Some spectral conditions for star-factors in bipartite graphs

Abstract

A spanning subgraph $F$ of $G$ is called an $F$-factor if every component of $F$ is isomorphic to some member of $F$, where $F$ is a set of connected graphs. We denote by $A\left(G\right)$ the adjacency matrix of $G$, and by $D\left(G\right)$ the distance matrix of $G$. The largest eigenvalue of $A\left(G\right)$, denoted by $\rho \left(G\right)$, is called the adjacency spectral radius of $G$. The largest eigenvalue of $D\left(G\right)$, denoted by $\mu \left(G\right)$, is called the distance spectral radius of $G$. In this paper, we aim to provide two spectral conditions to ensure the existence of star-factors with given properties. Let $G$ be a $k$-edge-connected bipartite graph with bipartition $(A,B)$ and $\left|B\right|=k\left|A\right|=kn$, where $n$ is a sufficiently large positive integer. Then the following two results are true.

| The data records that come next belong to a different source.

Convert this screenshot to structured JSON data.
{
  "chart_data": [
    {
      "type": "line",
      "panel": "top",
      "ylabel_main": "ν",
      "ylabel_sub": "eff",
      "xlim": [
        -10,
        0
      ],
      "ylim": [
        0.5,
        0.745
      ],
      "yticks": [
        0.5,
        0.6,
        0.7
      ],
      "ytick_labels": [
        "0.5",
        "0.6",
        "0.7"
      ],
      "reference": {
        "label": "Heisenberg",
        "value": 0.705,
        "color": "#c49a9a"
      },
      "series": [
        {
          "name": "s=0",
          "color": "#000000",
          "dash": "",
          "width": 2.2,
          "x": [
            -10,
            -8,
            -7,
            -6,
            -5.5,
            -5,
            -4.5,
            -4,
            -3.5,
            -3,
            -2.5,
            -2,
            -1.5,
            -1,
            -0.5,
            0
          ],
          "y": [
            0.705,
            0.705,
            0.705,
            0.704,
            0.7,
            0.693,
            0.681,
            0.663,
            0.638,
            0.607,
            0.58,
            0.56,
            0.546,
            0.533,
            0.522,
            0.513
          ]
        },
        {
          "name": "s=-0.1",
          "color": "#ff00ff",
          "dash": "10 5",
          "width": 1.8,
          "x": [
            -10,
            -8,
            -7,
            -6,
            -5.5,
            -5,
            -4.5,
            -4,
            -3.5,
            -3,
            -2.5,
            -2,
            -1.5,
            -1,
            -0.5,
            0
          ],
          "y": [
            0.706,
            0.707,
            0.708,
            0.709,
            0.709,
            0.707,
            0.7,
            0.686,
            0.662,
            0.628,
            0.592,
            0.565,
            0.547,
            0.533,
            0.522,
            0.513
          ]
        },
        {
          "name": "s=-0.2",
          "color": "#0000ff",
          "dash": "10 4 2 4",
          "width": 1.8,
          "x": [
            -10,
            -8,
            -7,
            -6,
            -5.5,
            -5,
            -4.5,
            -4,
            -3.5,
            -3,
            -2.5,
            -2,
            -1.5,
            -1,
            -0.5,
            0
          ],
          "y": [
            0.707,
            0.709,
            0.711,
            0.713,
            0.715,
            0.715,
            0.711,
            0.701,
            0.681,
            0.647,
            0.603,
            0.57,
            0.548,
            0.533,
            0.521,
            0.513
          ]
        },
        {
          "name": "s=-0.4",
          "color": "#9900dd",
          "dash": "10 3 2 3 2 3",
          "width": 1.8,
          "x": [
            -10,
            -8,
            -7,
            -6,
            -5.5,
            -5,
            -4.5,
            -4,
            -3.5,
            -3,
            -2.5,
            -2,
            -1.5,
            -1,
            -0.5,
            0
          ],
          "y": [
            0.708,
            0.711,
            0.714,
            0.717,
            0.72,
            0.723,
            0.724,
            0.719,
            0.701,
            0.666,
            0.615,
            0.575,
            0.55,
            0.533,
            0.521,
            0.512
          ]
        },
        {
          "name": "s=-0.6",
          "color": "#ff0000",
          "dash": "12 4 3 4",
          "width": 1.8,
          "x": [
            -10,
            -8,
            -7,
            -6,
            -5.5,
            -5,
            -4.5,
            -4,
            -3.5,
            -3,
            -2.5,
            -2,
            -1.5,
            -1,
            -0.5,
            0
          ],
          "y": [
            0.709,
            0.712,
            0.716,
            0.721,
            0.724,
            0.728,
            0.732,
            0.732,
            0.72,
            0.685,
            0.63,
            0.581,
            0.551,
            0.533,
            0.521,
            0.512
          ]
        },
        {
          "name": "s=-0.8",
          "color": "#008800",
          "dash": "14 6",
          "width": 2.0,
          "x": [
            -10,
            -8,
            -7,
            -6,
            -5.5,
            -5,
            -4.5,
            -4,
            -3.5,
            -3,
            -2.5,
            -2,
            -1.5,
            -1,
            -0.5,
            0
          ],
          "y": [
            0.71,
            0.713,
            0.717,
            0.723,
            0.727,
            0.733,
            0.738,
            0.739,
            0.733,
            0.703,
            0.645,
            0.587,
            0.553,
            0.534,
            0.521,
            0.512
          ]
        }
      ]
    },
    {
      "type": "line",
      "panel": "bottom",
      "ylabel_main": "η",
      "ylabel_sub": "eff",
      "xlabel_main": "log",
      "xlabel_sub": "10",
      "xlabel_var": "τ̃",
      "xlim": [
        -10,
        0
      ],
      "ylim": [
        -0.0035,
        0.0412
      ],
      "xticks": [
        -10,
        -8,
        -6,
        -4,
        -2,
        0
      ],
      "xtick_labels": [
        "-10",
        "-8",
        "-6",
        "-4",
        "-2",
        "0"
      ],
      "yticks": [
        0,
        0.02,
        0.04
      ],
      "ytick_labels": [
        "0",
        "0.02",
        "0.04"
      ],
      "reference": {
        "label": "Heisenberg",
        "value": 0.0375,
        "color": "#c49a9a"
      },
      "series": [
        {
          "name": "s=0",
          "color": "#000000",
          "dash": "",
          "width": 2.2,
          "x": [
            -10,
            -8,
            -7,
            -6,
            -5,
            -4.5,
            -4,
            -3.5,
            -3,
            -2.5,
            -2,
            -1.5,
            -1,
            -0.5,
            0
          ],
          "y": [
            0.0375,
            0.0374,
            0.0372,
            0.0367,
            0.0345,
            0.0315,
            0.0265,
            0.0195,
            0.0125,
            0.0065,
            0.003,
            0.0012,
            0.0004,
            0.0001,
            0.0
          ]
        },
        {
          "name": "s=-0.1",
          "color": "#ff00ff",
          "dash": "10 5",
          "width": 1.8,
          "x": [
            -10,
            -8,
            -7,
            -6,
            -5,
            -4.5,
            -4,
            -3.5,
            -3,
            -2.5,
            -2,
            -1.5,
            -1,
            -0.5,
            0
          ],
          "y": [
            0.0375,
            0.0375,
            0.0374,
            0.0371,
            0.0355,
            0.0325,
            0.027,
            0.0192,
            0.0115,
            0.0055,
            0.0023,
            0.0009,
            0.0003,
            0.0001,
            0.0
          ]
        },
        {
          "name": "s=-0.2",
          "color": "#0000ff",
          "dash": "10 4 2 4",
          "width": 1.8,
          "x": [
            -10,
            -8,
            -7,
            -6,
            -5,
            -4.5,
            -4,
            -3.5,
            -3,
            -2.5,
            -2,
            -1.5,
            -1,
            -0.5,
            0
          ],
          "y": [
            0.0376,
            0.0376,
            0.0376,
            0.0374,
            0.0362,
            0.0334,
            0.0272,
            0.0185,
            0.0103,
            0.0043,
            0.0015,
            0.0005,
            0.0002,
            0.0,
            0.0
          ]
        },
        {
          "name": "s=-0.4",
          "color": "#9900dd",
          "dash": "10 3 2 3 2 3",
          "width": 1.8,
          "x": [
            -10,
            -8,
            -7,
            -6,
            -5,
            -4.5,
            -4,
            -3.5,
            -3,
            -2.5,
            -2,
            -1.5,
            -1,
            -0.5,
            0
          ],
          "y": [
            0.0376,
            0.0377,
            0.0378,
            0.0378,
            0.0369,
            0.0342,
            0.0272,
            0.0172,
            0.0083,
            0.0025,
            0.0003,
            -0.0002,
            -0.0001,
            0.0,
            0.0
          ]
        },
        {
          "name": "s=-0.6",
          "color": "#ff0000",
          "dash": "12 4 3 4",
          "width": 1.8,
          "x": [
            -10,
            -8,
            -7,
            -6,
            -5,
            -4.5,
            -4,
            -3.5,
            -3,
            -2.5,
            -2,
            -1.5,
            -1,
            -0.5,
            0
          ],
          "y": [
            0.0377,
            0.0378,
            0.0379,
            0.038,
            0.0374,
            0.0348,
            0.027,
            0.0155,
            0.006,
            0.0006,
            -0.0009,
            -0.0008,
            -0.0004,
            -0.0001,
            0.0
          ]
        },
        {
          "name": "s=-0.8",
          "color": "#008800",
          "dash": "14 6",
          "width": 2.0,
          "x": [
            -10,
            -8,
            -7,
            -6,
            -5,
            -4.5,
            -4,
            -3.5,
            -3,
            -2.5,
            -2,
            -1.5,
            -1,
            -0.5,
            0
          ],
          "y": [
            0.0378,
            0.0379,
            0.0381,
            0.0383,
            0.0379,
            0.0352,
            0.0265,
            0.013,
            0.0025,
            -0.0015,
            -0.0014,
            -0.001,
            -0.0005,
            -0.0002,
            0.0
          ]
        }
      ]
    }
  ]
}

(i) If $\rho \left(G\right)\ge \rho (K_{n-1,kn-k-1}\nabla K_{1,k+1})$, then $G$ contains a star-factor $F$ with $d_F\left(u\right)=k$ for any $u\in A$ and $d_F\left(v\right)=1$ for any $v\in B$, unless $G=K_{n-1,kn-k-1}\nabla K_{1,k+1}$.

(ii) If $\mu \left(G\right)\le \mu (K_{n-1,kn-k-1}\nabla K_{1,k+1})$, then $G$ contains a star-factor $F$ with $d_F\left(u\right)=k$ for any $u\in A$ and $d_F\left(v\right)=1$ for any $v\in B$, unless $G=K_{n-1,kn-k-1}\nabla K_{1,k+1}$.